Overall, the study found that while several cardiovascular disease risk factors changed prior to and following hysterectomy, compared to changes prior to and following a natural menopause, these changes did not occur in a pattern suggesting an increased cardiovascular disease risk following hysterectomy. For example, data showed that prior to hysterectomy with ovarian conservation, triglycerides and tPA changes declined and ApoA increased, compared to the changes prior to natural menopause, suggesting a lower risk trajectory among these women pre-surgically. Prior to hysterectomy with bilateral oophorectomy, CRP increases were greater than prior to a natural menopause but no differences occurred after surgery, compared to after final menstrual period. Study investigators did note that body mass index was the one risk factor that increased after hysterectomy with removal of ovaries. The effects were similar in all ethnic groups in the study.

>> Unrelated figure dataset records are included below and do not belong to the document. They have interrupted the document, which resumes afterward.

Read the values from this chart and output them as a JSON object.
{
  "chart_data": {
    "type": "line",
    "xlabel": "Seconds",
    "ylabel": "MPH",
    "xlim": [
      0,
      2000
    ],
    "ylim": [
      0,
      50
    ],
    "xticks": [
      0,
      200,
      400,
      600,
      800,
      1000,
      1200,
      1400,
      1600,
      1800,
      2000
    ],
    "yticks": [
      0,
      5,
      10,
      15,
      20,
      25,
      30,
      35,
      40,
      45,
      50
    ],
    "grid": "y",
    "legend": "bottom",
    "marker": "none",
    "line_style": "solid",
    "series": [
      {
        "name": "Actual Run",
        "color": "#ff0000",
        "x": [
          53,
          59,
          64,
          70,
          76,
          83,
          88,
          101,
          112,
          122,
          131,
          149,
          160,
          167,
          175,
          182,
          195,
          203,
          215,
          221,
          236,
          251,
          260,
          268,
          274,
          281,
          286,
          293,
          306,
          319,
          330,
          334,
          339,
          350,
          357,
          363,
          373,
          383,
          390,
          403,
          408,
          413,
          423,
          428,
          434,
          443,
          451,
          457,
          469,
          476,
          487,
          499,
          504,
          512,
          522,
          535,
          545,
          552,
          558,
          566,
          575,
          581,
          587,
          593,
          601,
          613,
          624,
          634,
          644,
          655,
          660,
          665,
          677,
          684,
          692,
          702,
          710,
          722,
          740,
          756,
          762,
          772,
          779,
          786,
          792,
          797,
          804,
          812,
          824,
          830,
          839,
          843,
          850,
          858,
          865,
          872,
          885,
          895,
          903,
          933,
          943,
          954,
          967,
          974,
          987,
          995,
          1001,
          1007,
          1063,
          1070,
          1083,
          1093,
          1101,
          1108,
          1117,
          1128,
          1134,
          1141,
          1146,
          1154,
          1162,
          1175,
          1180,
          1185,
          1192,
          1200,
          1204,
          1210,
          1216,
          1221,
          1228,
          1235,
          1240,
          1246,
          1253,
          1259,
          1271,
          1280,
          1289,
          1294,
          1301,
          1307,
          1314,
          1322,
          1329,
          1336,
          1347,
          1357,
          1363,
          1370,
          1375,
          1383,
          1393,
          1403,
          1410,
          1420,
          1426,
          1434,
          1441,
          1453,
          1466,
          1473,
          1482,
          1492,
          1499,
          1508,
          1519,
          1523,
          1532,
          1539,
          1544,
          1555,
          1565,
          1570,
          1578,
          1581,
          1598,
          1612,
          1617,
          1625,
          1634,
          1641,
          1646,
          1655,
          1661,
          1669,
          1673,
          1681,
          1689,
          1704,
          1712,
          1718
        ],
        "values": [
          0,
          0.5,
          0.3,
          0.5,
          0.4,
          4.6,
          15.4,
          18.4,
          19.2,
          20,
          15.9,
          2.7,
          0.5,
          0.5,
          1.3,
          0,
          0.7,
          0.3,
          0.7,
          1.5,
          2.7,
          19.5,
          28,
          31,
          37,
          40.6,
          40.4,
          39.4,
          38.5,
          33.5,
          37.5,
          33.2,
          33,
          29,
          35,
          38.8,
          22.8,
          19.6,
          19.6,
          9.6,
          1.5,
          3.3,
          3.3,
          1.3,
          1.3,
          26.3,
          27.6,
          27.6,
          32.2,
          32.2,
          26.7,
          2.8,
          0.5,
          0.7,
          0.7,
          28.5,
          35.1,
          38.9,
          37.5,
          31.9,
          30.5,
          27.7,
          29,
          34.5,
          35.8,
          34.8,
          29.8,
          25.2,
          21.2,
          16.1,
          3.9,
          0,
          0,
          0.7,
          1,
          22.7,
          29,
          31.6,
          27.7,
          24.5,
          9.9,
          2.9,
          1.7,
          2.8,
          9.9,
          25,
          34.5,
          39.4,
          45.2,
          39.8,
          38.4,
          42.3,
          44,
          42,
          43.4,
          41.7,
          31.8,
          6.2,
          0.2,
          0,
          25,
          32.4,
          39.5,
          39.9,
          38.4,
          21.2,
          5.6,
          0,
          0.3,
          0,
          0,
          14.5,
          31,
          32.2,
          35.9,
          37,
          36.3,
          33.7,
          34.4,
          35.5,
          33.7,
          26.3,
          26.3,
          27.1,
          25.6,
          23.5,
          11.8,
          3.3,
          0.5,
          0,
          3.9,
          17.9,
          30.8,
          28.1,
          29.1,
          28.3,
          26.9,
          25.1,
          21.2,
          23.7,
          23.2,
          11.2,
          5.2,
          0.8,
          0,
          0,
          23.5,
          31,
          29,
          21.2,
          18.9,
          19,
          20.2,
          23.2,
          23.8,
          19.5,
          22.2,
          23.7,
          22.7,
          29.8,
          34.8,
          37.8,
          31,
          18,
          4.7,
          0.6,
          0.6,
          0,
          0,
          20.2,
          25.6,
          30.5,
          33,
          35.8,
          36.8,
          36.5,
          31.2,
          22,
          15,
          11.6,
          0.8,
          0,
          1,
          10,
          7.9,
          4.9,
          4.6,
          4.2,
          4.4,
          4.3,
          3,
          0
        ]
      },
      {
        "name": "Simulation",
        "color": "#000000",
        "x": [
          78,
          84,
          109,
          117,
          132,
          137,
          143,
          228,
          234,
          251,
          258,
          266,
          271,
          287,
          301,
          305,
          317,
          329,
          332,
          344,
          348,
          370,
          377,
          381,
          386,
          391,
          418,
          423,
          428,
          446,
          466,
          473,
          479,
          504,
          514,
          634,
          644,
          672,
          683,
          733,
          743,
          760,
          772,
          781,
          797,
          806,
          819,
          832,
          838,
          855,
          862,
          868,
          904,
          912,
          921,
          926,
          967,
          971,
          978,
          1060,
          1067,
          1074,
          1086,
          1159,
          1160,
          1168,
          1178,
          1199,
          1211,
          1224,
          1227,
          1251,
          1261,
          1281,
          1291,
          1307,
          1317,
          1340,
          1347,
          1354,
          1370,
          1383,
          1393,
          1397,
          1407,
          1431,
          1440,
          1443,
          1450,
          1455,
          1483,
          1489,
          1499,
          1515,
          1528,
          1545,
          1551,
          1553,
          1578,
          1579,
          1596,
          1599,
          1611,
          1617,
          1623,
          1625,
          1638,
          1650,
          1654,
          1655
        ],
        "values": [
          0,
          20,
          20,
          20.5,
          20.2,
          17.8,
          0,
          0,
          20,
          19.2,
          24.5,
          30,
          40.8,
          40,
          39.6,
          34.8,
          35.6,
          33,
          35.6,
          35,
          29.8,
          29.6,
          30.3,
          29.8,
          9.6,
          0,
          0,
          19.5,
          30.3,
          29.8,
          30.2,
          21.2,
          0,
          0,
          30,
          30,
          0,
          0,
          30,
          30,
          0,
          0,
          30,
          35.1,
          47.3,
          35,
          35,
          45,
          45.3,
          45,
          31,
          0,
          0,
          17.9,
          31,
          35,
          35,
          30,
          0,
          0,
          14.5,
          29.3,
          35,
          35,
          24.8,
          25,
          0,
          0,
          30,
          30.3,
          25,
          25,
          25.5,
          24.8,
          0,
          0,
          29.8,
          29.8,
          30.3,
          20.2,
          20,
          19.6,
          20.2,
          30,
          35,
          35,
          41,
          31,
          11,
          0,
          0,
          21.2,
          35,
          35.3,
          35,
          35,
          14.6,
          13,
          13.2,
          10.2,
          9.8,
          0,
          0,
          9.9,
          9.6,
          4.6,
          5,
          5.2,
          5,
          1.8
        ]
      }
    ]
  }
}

According to Matthews, it is unclear why the study's findings differed from other studies exploring hysterectomy and cardiovascular risk, but likely factors include the age of participants since hysterectomy that occurs earlier in life may present more cardiovascular risk. Also, earlier studies included women who had hysterectomy for any reason, whereas the SWAN study excluded women who had hysterectomy because of cancers.
"This study will prove very reassuring to women who have undergone hysterectomy," said American College of Cardiology CardioSmart Chief Medical Expert JoAnne Foody, MD, FACC. "As with anything, if a woman is concerned about her risk for heart disease she should discuss this with her health care provider."